Buone notizie per i consumatori dell’Eurozona, che nel mese di maggio hanno sostenuto un’inflazione in calo all’1,9% annuale dal 2,2% di aprile. L’indice dei prezzi al consumo “core”, al netto dei generi alimentari freschi e dell’energia, è salito del 2,3% dal 2,7% nel mese precedente. Si è trattato dell’aumento più lento dall’ottobre del 2021. Gli analisti si aspettavano un dato generale al 2%. Interessante notare come i prezzi dei servizi abbiano subito una forte decelerazione dal +4% tendenziale di aprile al +3,2%, ai minimi da marzo 2022. Quest’ultimo è un dato monitorato con estrema attenzione dalla Banca Centrale Europea (BCE), in quanto segnala la possibile persistenza o meno dell’inflazione per effetto, in particolare, dei rinnovi contrattuali.
Pausa estiva sui tassi in dubbio
A questo punto, è praticamente certo che dopodomani l’istituto taglierà i tassi di interesse dello 0,25% al 2% sui depositi bancari. Non che vi fossero dubbi fino a qualche ora fa. Semmai, il dibattito di queste settimane ruota tutto attorno alla probabile pausa estiva sui tassi. I cosiddetti “falchi”, capeggiati dalla Bundesbank, ritengono che la strada per la normalizzazione monetaria sia stata quasi del tutto percorsa e prima di eventualmente tagliare ancora una volta i tassi, bisognerebbe attendere nuovi dati macro che giustifichino tale operazione.
Prezzi alla produzione giù
Viceversa, “colombe” come Banca di Francia e Banca d’Italia sostengono che vi sarebbe il rischio di agire troppo tardi per evitare che le aspettative d’inflazione nell’Eurozona si disancorino rispetto al target del 2%. Paventano una possibile deflazione nel breve termine per effetto dei dazi americani, i quali dirotterebbero le esportazioni dagli Stati Uniti al mercato europeo. E non c’è solo il dato sull’inflazione di maggio a mettere in dubbio la pausa estiva. I prezzi alla produzione nell’area sono scesi dell’1,6% a marzo rispetto a febbraio, ultima rilevazione ad oggi disponibile. L’incremento annuale è stato dell’1,9%, in netto calo dal 3% del mese precedente
Prezzi produzione Eurozona © Licenza Creative CommonsI prezzi alla produzione tendono ad anticipare il trend dell’inflazione, in quanto segnalano le variazioni dei costi subite dalle imprese. Dall’apice toccato nel settembre del 2022, l’indice perde l’11,5%.
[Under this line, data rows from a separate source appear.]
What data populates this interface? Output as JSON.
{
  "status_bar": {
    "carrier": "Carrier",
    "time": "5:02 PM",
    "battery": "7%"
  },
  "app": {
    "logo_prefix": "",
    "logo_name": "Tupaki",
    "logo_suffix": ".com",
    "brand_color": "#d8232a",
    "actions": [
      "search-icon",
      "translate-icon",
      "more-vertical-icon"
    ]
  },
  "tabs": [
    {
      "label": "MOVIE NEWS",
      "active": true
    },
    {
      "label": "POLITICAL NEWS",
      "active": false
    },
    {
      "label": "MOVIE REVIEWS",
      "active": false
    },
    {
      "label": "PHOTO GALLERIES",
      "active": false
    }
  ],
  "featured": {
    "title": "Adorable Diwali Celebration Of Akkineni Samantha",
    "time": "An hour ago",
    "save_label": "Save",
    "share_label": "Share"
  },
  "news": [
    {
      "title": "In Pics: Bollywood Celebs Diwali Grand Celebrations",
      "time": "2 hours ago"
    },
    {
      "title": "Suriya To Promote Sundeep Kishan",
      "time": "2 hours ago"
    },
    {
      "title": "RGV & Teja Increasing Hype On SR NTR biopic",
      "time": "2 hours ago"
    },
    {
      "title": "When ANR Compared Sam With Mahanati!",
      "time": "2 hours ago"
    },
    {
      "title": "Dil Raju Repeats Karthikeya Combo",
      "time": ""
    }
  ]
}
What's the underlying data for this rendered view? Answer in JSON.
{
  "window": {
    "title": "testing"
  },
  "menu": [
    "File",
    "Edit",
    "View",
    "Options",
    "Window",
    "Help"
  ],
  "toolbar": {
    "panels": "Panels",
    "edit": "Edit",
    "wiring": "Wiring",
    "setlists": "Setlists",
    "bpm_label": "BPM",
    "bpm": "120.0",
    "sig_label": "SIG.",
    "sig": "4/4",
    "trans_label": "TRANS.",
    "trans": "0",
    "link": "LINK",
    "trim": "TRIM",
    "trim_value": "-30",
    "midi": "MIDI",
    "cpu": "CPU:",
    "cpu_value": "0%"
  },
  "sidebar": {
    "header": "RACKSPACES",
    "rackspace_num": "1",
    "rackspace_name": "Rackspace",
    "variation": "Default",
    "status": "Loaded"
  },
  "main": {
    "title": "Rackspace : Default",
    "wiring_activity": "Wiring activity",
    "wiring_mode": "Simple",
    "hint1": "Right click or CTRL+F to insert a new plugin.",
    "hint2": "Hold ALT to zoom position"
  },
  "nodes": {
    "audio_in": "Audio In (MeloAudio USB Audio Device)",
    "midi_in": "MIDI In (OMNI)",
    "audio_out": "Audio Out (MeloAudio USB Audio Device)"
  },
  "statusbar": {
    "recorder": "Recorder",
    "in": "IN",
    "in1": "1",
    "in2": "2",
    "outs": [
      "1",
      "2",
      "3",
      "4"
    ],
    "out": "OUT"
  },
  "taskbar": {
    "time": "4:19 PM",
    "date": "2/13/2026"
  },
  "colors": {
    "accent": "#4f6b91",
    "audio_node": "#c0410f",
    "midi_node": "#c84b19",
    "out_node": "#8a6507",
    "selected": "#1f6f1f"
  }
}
In pratica, oggi produrre nell’Eurozona costa meno rispetto al momento più drammatico vissuto durante la crisi dell’energia. Certo, rispetto al periodo pre-pandemico siamo pur sempre a +39%. Pensate che nel quinquennio precedente il rialzo era stato di appena il 3,4%. Questo è il passato, però. I costi di produzione sembrano essersi stabilizzati insieme ai prezzi dell’energia. L’inflazione di maggio potrebbe preludere ad un calo duraturo sotto il 2%.
Inflazione a maggio preludio per ulteriori cali?
Se all’inizio dell’anno il Brent era arrivato a costare più di 80 dollari al barile, da settimane si trova sotto i 65 dollari. E il prezzo del gas europeo è tornato ai livelli dell’anno scorso di questi tempi, mentre per mesi era stato nettamente sopra. Saranno gli sviluppi attorno alla guerra tra Russia e Ucraina ad impattare nei prossimi mesi sulle quotazioni internazionali. Infine, la questione dazi. Il presidente Donald Trump si è detto ieri “ottimista” sul raggiungimento di un accordo commerciale con l’Unione Europea.
Ciò allevierebbe i timori su uno scivolamento dell’economia europea verso la deflazione nel breve termine, ma allenterebbe la minaccia inflazionistica nel medio-lungo.